I have allocated 2 GB of space for splunk universal forwarder -- the fishbucket is consuming 1.6 GB of that space. What is the expected size of the fishbucket and is there any way to tune the size?
Why is fishbucket getting so large?
So continuing on this thread (sorry it's old but I feel this is still relevant):
On a Splunk Universal Forwarder: it's local limits.conf file has the following lines to control the Fish Bucket size:
[inputproc]
file_tracking_db_threshold_mb = 500
However weirdly in the Fishbucket folder 1.4gb is taken up by splunk_private_db, over which ~1gb of that is consumed by the save folder.
I've read that the total space used on disk with the size limit about can be double or even triple that limit because it will have a backup and maybe also some associated temporary files.
Is there a way to reduce this disk usage via the Splunk Forwarder's config? Or is the manually removing some of the files the only way?
And is this within normal expectations of the Splunk Forwarders behaviour?
Three times is the upper limit (from my understanding) as there is the snapshot copy of the fishbucket and a temporary copy.
You can lower:
[inputproc]
file_tracking_db_threshold_mb = 500
However you must be aware that lowering this value may result in files been re-indexed if they are still on the filesystem (500MB is a very large fishbucket so the chance of this happening is super-low). For example if the fishbucket had tracked 2 million files, and you still had 2 million files on the filesystem, if you reduced the fishbucket size to only track 1 million, then the remaining 1 million will be re-indexed again.
I've lowered it before and had minimal issue except on servers with hundreds (or thousands) of old files, after a few months the files would be re-indexed as they were the oldest entries in the fishbucket which were removed and then the file got re-indexed as they were still in the monitored directory path.

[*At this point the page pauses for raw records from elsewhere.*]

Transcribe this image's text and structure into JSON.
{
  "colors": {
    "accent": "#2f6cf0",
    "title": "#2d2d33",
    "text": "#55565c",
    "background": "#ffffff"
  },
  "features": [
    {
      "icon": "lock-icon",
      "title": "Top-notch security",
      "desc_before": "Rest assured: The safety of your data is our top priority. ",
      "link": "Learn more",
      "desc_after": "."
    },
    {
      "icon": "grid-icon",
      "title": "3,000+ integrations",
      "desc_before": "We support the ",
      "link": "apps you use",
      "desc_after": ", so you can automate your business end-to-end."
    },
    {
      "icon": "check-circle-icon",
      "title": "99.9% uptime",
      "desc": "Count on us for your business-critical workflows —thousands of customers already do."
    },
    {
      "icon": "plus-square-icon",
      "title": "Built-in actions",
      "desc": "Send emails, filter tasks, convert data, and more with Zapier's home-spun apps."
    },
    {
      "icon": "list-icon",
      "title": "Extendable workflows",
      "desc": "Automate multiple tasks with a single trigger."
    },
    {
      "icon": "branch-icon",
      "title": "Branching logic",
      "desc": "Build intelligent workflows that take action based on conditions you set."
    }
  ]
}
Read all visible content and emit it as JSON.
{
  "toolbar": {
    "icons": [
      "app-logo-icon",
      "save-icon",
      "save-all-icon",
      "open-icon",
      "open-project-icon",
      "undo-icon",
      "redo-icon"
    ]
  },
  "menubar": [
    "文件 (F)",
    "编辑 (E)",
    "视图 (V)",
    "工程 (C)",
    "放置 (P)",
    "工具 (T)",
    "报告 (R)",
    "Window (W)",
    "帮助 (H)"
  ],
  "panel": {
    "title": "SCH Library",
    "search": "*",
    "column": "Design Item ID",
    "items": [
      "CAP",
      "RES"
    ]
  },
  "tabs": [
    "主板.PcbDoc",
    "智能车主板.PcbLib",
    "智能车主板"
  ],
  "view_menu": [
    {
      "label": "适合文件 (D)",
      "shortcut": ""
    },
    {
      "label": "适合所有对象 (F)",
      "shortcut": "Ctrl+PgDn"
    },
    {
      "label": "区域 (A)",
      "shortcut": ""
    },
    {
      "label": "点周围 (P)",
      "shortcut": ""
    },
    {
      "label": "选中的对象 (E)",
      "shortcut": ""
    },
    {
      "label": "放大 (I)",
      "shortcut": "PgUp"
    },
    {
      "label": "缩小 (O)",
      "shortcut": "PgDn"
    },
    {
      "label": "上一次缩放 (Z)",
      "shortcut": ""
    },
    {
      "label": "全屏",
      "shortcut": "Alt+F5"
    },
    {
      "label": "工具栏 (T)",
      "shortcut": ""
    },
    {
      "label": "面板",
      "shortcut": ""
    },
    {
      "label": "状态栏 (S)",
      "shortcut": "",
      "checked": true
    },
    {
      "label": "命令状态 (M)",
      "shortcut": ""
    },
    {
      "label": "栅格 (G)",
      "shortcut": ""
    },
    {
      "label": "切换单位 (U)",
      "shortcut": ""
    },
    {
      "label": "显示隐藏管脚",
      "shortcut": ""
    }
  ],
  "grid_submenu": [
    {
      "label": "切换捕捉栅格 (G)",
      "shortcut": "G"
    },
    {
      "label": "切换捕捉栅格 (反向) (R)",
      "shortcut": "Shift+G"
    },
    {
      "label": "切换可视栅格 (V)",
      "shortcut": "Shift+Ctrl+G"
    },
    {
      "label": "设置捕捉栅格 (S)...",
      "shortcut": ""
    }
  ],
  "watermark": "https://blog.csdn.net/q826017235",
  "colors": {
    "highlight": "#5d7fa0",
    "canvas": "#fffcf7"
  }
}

It's like thermodynamics, the fishbucket/btree is the entropy of your file system. It can only grow with the time.
On old version it was not limited, on less old version is was controlled by indexes.conf hot bucket size
Hopefully since splunk 6.*. you can setup a limit on the size in limits.conf
then the checksum for files that are not present anymore will be removed.
The default limit is to 500MB.
see :
[inputproc]
file_tracking_db_threshold_mb = 500
http://docs.splunk.com/Documentation/Splunk/latest/Admin/Limitsconf
Remark : as we maintain a backup copy, the disk space used is actually 2 times the limit, and sometimes 3 times the limit when a temporary file if generated for the new backup.
That's a big bucket of fish.
Sorry, nothing of value to add 😛
I've had many forwarders fill up the 2GB file system set aside for them even though the tracking_db_threshold_mb setting is the default of 500.
Why would that be happening?
$ du -sh /opt/splunkforwarder/*
I'm guessing a big chunk of that should be logs.
I am having a similar situation and splunk support says that your UF have at least 5GB of space for it. Probably not what you wanted to hear (wasn't for me since that translates to about 10TB of extra storage across our env). Also if you have the nmon app installed we found that it was contributing to the fishbucket's rapid growth.